Kaçışı olmamasından başka her an başımıza gelebilecek bir şey olması da ölümü özel bir yere koyar diğer kavramlar arasında. Bu açıdan 4 yaşındaki zavallı Cécile korkmakta haklıdır. Çaresi yoktur ve her an gelebilir.

Ölümün çözümü olmadığına göre bir problem de değil. Ama var. Varsa ne?

“İnsanlar bir cisme veya kavrama hak ettiğinden daha fazla önem atfederek akıllarını yanıltıyorlar. […]Varlığın bileşenlerini birbirinden ayırıp kimyasını bozmanın ötesinde tariflerini de değiştiriyor bu tutum:

Hayat = Biyolojik hayat, zevk ve tatmin.

Ölüm = biyolojik ölüm, bir çukurda böcekler tarafından yenmeyi bekleme.

Gerçek anlamları içlerinden boşaltılmış kelimeler ile düşünen, hayatı kendine “anlatan” insan neye üzülüp neye sevineceğini bilemiyor. Mutluluğun yerini tatmin alıyor. […]

Nabzımızın kaç defa atacağı, akciğerimizi kaç defa doldurup boşaltacağımız belli. İnsan ana rahmine düştüğü anda dönmeye başlayan bir sayaç bir tür kum saati gibi işliyor. Üst tarafını değil ama aşağı düşen kumları görebiliyoruz. Başlayan veya biten bir şey yok, sadece belli sayıdaki kum tanesi yer değiştiriyor.

                                                         

şöyle bir düzeltme yaparak bu yazıyı bitirelim: “Ölene kadar hayatı yaşıyoruz” yerine H2O formülünde olduğu gibi “Hayat-Ölüm denen bir şey yaşıyoruz” diyelim 

(Yaşama çıplak gözle bakarken)

Bizler zihinleri 19cu ve 20ci yüzyılın bilim hayranlığı ile yoğurulmuş insanlarız. Müslüman olsak dahi ölümü anlamakta zorluk çekebiliyoruz. Çünkü ölüm zekânın konusu değil.  Hatta “bilimsel olarak ölüm diye bir şey yoktur” diyebiliriz. Tıpkı “hayat diye bir şey yoktur” diyebileceğimiz gibi.
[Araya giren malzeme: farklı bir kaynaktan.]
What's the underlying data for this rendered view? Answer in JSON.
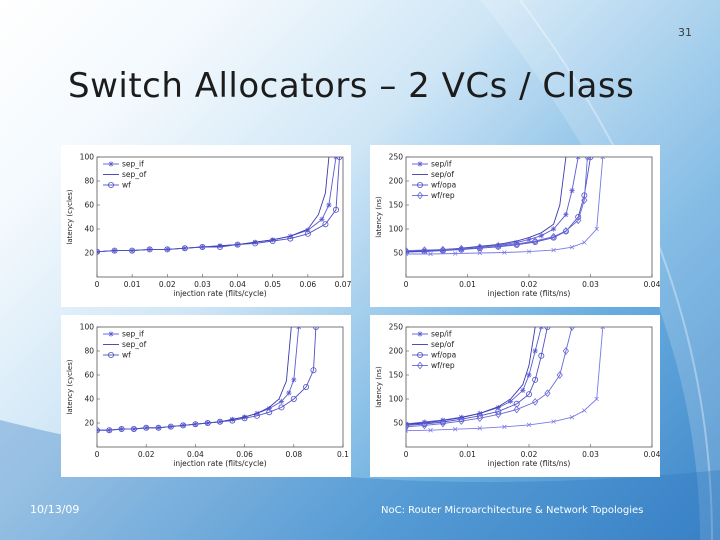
{
  "slide": {
    "page_number": "31",
    "title": "Switch Allocators – 2 VCs / Class",
    "footer_date": "10/13/09",
    "footer_text": "NoC: Router Microarchitecture & Network Topologies"
  },
  "chart_data": [
    {
      "type": "line",
      "xlabel": "injection rate (flits/cycle)",
      "ylabel": "latency (cycles)",
      "xlim": [
        0,
        0.07
      ],
      "ylim": [
        0,
        100
      ],
      "xticks": [
        "0",
        "0.01",
        "0.02",
        "0.03",
        "0.04",
        "0.05",
        "0.06",
        "0.07"
      ],
      "yticks": [
        "20",
        "40",
        "60",
        "80",
        "100"
      ],
      "legend": [
        "sep_if",
        "sep_of",
        "wf"
      ],
      "series": [
        {
          "name": "sep_if",
          "marker": "star",
          "x": [
            0,
            0.005,
            0.01,
            0.015,
            0.02,
            0.025,
            0.03,
            0.035,
            0.04,
            0.045,
            0.05,
            0.055,
            0.06,
            0.064,
            0.066,
            0.068
          ],
          "y": [
            21,
            22,
            22,
            23,
            23,
            24,
            25,
            26,
            27,
            29,
            31,
            34,
            39,
            48,
            60,
            100
          ]
        },
        {
          "name": "sep_of",
          "marker": "none",
          "x": [
            0,
            0.005,
            0.01,
            0.015,
            0.02,
            0.025,
            0.03,
            0.035,
            0.04,
            0.045,
            0.05,
            0.055,
            0.06,
            0.063,
            0.065,
            0.066
          ],
          "y": [
            21,
            22,
            22,
            23,
            23,
            24,
            25,
            26,
            27,
            29,
            31,
            34,
            40,
            52,
            70,
            100
          ]
        },
        {
          "name": "wf",
          "marker": "circle",
          "x": [
            0,
            0.005,
            0.01,
            0.015,
            0.02,
            0.025,
            0.03,
            0.035,
            0.04,
            0.045,
            0.05,
            0.055,
            0.06,
            0.065,
            0.068,
            0.069
          ],
          "y": [
            21,
            22,
            22,
            23,
            23,
            24,
            25,
            25,
            27,
            28,
            30,
            32,
            36,
            44,
            56,
            100
          ]
        }
      ]
    },
    {
      "type": "line",
      "xlabel": "injection rate (flits/ns)",
      "ylabel": "latency (ns)",
      "xlim": [
        0,
        0.04
      ],
      "ylim": [
        0,
        250
      ],
      "xticks": [
        "0",
        "0.01",
        "0.02",
        "0.03",
        "0.04"
      ],
      "yticks": [
        "50",
        "100",
        "150",
        "200",
        "250"
      ],
      "legend": [
        "sep/if",
        "sep/of",
        "wf/opa",
        "wf/rep"
      ],
      "series": [
        {
          "name": "sep/if",
          "marker": "star",
          "x": [
            0,
            0.003,
            0.006,
            0.009,
            0.012,
            0.015,
            0.018,
            0.02,
            0.022,
            0.024,
            0.026,
            0.027,
            0.028
          ],
          "y": [
            52,
            54,
            56,
            58,
            62,
            66,
            72,
            78,
            86,
            100,
            130,
            180,
            250
          ]
        },
        {
          "name": "sep/of",
          "marker": "none",
          "x": [
            0,
            0.003,
            0.006,
            0.009,
            0.012,
            0.015,
            0.018,
            0.02,
            0.022,
            0.024,
            0.025,
            0.026
          ],
          "y": [
            53,
            55,
            57,
            60,
            64,
            68,
            75,
            82,
            92,
            110,
            150,
            250
          ]
        },
        {
          "name": "wf/opa",
          "marker": "circle",
          "x": [
            0,
            0.003,
            0.006,
            0.009,
            0.012,
            0.015,
            0.018,
            0.021,
            0.024,
            0.026,
            0.028,
            0.029,
            0.03
          ],
          "y": [
            52,
            53,
            55,
            57,
            60,
            63,
            67,
            73,
            82,
            95,
            125,
            170,
            250
          ]
        },
        {
          "name": "wf/rep",
          "marker": "diamond",
          "x": [
            0,
            0.003,
            0.006,
            0.009,
            0.012,
            0.015,
            0.018,
            0.021,
            0.024,
            0.026,
            0.028,
            0.029,
            0.0295
          ],
          "y": [
            55,
            56,
            57,
            59,
            62,
            65,
            69,
            75,
            84,
            96,
            118,
            160,
            250
          ]
        },
        {
          "name": "",
          "marker": "x",
          "x": [
            0,
            0.004,
            0.008,
            0.012,
            0.016,
            0.02,
            0.024,
            0.027,
            0.029,
            0.031,
            0.032
          ],
          "y": [
            48,
            48,
            49,
            50,
            51,
            53,
            56,
            62,
            72,
            100,
            250
          ]
        }
      ]
    },
    {
      "type": "line",
      "xlabel": "injection rate (flits/cycle)",
      "ylabel": "latency (cycles)",
      "xlim": [
        0,
        0.1
      ],
      "ylim": [
        0,
        100
      ],
      "xticks": [
        "0",
        "0.02",
        "0.04",
        "0.06",
        "0.08",
        "0.1"
      ],
      "yticks": [
        "20",
        "40",
        "60",
        "80",
        "100"
      ],
      "legend": [
        "sep_if",
        "sep_of",
        "wf"
      ],
      "series": [
        {
          "name": "sep_if",
          "marker": "star",
          "x": [
            0,
            0.005,
            0.01,
            0.015,
            0.02,
            0.025,
            0.03,
            0.035,
            0.04,
            0.045,
            0.05,
            0.055,
            0.06,
            0.065,
            0.07,
            0.075,
            0.078,
            0.08,
            0.082
          ],
          "y": [
            14,
            14,
            15,
            15,
            16,
            16,
            17,
            18,
            19,
            20,
            21,
            23,
            25,
            28,
            32,
            38,
            45,
            56,
            100
          ]
        },
        {
          "name": "sep_of",
          "marker": "none",
          "x": [
            0,
            0.005,
            0.01,
            0.015,
            0.02,
            0.025,
            0.03,
            0.035,
            0.04,
            0.045,
            0.05,
            0.055,
            0.06,
            0.065,
            0.07,
            0.074,
            0.077,
            0.079
          ],
          "y": [
            14,
            14,
            15,
            15,
            16,
            16,
            17,
            18,
            19,
            20,
            21,
            23,
            25,
            28,
            33,
            40,
            55,
            100
          ]
        },
        {
          "name": "wf",
          "marker": "circle",
          "x": [
            0,
            0.005,
            0.01,
            0.015,
            0.02,
            0.025,
            0.03,
            0.035,
            0.04,
            0.045,
            0.05,
            0.055,
            0.06,
            0.065,
            0.07,
            0.075,
            0.08,
            0.085,
            0.088,
            0.089
          ],
          "y": [
            14,
            14,
            15,
            15,
            16,
            16,
            17,
            18,
            19,
            20,
            21,
            22,
            24,
            26,
            29,
            33,
            40,
            50,
            64,
            100
          ]
        }
      ]
    },
    {
      "type": "line",
      "xlabel": "injection rate (flits/ns)",
      "ylabel": "latency (ns)",
      "xlim": [
        0,
        0.04
      ],
      "ylim": [
        0,
        250
      ],
      "xticks": [
        "0",
        "0.01",
        "0.02",
        "0.03",
        "0.04"
      ],
      "yticks": [
        "50",
        "100",
        "150",
        "200",
        "250"
      ],
      "legend": [
        "sep/if",
        "sep/of",
        "wf/opa",
        "wf/rep"
      ],
      "series": [
        {
          "name": "sep/if",
          "marker": "star",
          "x": [
            0,
            0.003,
            0.006,
            0.009,
            0.012,
            0.015,
            0.017,
            0.019,
            0.02,
            0.021,
            0.022
          ],
          "y": [
            48,
            52,
            56,
            62,
            70,
            82,
            95,
            118,
            150,
            200,
            250
          ]
        },
        {
          "name": "sep/of",
          "marker": "none",
          "x": [
            0,
            0.003,
            0.006,
            0.009,
            0.012,
            0.015,
            0.017,
            0.019,
            0.02,
            0.021
          ],
          "y": [
            47,
            50,
            55,
            61,
            70,
            84,
            100,
            130,
            170,
            250
          ]
        },
        {
          "name": "wf/opa",
          "marker": "circle",
          "x": [
            0,
            0.003,
            0.006,
            0.009,
            0.012,
            0.015,
            0.018,
            0.02,
            0.021,
            0.022,
            0.023
          ],
          "y": [
            45,
            48,
            52,
            58,
            65,
            74,
            90,
            110,
            140,
            190,
            250
          ]
        },
        {
          "name": "wf/rep",
          "marker": "diamond",
          "x": [
            0,
            0.003,
            0.006,
            0.009,
            0.012,
            0.015,
            0.018,
            0.021,
            0.023,
            0.025,
            0.026,
            0.027
          ],
          "y": [
            42,
            45,
            49,
            54,
            60,
            68,
            78,
            94,
            112,
            150,
            200,
            250
          ]
        },
        {
          "name": "",
          "marker": "x",
          "x": [
            0,
            0.004,
            0.008,
            0.012,
            0.016,
            0.02,
            0.024,
            0.027,
            0.029,
            0.031,
            0.032
          ],
          "y": [
            34,
            35,
            37,
            39,
            42,
            46,
            53,
            62,
            76,
            100,
            250
          ]
        }
      ]
    }
  ]
}
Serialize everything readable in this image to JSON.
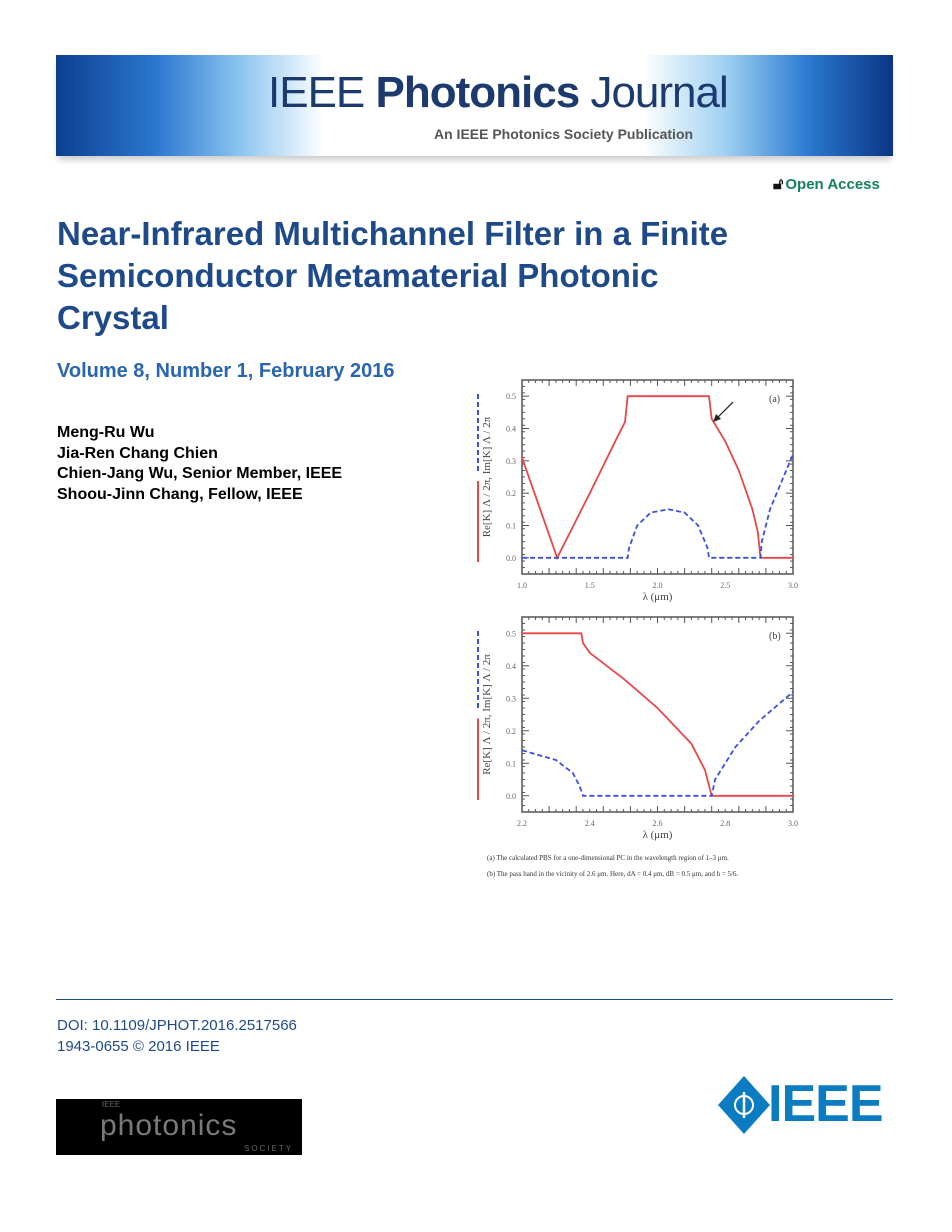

Ölümü anlamak için gerekli bilginin “içimizdeki bir levhada” kayıtlı olduğunu düşünüyorum. Ama bu levhaya harfler ters basılmış ve bunu okumanın tek bir yolu var: Ölüme bakışımıza bakmak. Yani ölümü bir ayna gibi kabul edip o aynada yansıyan DÜZ OLARAK YANSIYAN harfleri okumak.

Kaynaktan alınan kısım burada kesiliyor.